Some of the products I’ve tried:

  • Flickr is in some ways the original photo collection service, but I did not consider them until they updated their offering to a basically unlimited 1TB of storage. They have a well-designed website and mobile app, and Flickr’s longevity – particularly with professionals and power users – has allowed it to accumulate a diverse set of tools and integrations with other pro photography software. That said, it seems like a service fated to remain with professional photography crowd.
  • Nobody uses Facebook for serious photography, but pictures have proven to be the perfect content for sharing. I don’t think they have a storage limit, but the content is understandably lossy and mixing photo storage with a social network runs into the risk of inadvertent oversharing.
  • Dropbox syncs and organizes files, and photos just happens to a popular media type that has the potential to consume GBs of (paid) storage. They’ve built a nice UI on top of photo collections with Carousel, although their meager storage allowances and immature apps limit the overall effectiveness.
  • Google+ features unlimited storage of internet-sized files (i.e., not quite full resolutioned pictures or RAW files), with pretty good photo manipulation functionality and sharing/display apps. They may be more privacy-oriented than Facebook, but the social network itself is a pale facsimile in relevance.
  • iCloud makes it simple to back up, transfer, and sync photos with Apple devices, but nigh impossible on anything else. Their storage limits only slightly better than Dropbox in theory but worse in practice; iOS device backups and cloud data saves eat up much of the 5GBs provided by the free tier of iCloud. That said, the photos are integrated at the operating systems level, which make it the most convenient option if the devices fit.
  • Amazon Prime subscribers have simple, unlimited photo storage. On the surface this should be the best service, but unfortunately, Amazon is coming at this from mostly the storage angle, and their apps aren’t as polished or as useful as some of the other services here. They are just getting started, though, and other developers may yet build great experiences with their cloud APIs.
  • Lyve is a service that sets up syncs photos across devices, with an optional proprietary hard drive as a central photo server. They have decent mobile and desktop apps, but not much in terms of sharing capabilities, and the storage while substantial will last only as long as the hard drive itself lasts. This option is the most expensive up-front, but allows for the most flexibility in the long run and a feeling of ownership that’s not dependent on someone else’s servers2.
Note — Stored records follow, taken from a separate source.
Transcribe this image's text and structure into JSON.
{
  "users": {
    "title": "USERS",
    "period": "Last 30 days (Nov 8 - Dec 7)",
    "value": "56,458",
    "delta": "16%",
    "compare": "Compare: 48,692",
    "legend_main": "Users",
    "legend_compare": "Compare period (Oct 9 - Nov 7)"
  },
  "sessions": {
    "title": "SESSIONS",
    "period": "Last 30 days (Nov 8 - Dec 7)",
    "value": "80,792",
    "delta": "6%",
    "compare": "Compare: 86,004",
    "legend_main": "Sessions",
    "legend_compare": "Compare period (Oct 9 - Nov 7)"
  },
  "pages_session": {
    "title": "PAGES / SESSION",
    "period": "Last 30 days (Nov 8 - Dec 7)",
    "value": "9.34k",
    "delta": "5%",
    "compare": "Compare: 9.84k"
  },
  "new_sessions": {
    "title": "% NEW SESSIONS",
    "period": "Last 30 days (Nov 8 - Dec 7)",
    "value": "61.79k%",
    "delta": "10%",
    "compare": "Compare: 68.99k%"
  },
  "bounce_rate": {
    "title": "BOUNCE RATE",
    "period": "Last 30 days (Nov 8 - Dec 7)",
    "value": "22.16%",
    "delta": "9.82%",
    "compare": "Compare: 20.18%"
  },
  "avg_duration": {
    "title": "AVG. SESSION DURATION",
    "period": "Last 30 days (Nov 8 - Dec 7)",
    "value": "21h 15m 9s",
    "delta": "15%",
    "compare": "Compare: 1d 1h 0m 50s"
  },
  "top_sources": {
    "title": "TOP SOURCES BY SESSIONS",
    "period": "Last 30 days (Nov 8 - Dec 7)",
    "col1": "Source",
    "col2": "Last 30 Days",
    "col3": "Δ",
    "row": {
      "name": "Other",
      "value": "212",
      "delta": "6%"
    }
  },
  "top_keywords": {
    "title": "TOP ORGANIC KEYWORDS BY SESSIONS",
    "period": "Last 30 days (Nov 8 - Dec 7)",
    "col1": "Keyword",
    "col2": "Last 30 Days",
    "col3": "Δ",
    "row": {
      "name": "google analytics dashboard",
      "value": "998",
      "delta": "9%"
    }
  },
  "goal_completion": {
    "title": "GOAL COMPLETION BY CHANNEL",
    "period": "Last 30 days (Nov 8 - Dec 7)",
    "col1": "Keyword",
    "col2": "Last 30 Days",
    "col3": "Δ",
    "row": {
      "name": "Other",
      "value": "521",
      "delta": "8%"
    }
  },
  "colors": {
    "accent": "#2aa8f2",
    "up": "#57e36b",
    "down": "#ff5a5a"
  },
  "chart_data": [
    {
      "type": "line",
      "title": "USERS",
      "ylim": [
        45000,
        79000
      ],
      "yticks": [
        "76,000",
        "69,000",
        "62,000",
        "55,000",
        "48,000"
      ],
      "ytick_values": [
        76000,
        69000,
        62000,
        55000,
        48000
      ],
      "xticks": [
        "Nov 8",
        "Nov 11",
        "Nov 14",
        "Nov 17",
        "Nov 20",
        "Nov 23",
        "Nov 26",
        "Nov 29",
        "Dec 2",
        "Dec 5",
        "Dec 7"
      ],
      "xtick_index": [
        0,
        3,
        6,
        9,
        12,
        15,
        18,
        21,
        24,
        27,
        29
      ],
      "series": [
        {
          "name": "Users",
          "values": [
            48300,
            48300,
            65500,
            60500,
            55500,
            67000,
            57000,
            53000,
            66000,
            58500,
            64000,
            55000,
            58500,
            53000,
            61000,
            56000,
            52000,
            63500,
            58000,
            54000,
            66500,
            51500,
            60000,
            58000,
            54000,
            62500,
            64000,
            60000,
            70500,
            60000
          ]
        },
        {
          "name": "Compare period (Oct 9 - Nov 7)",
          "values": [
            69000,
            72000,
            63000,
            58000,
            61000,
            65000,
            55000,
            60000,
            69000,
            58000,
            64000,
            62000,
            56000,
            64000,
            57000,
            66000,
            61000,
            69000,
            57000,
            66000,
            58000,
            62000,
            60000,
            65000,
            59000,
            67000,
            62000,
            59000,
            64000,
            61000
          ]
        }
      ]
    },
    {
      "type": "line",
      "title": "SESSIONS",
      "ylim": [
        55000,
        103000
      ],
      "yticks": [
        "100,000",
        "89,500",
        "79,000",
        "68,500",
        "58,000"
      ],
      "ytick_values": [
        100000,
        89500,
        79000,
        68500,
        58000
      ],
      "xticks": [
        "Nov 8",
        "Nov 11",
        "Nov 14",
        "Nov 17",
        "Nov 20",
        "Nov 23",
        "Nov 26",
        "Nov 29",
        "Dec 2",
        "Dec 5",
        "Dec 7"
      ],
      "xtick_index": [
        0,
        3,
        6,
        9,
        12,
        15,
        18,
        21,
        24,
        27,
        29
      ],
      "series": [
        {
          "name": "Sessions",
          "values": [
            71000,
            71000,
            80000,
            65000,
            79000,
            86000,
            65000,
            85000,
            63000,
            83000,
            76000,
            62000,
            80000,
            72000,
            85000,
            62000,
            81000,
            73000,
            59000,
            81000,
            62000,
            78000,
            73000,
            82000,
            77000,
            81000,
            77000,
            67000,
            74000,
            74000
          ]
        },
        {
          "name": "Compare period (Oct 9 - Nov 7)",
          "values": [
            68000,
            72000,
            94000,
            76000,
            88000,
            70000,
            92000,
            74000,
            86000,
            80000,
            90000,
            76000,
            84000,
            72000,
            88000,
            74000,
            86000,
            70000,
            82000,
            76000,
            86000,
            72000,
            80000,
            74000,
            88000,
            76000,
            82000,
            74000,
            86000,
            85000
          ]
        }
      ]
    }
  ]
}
With all these services, a final consideration is one of choice and connectivity: it’ll take time to consolidate photos to one place, and it’ll likely be harder to move it elsewhere in the future. For now, I’m sticking with Lyve – despite the cost, having close to full control over the storage and management of the photos is attractive, and I’m currently trying to mitigate against hardware failure by regularly backing up on both Flickr and my Synology personal NAS. As the landscape for photo management continues to shift, I’m hoping for a clear leader; if nothing else, it’d save me from this paradox of choice.

  1. As much as the pictures are taken on phones, I still have a Micro-4/3rds camera that I keep for special occasions, and pictures captured on dedicated cameras is still best managed on desktops.

  2. The argument for reliability here doesn’t work, but there’s something to be said about privacy and retaining data after services discontinue or change their terms of service.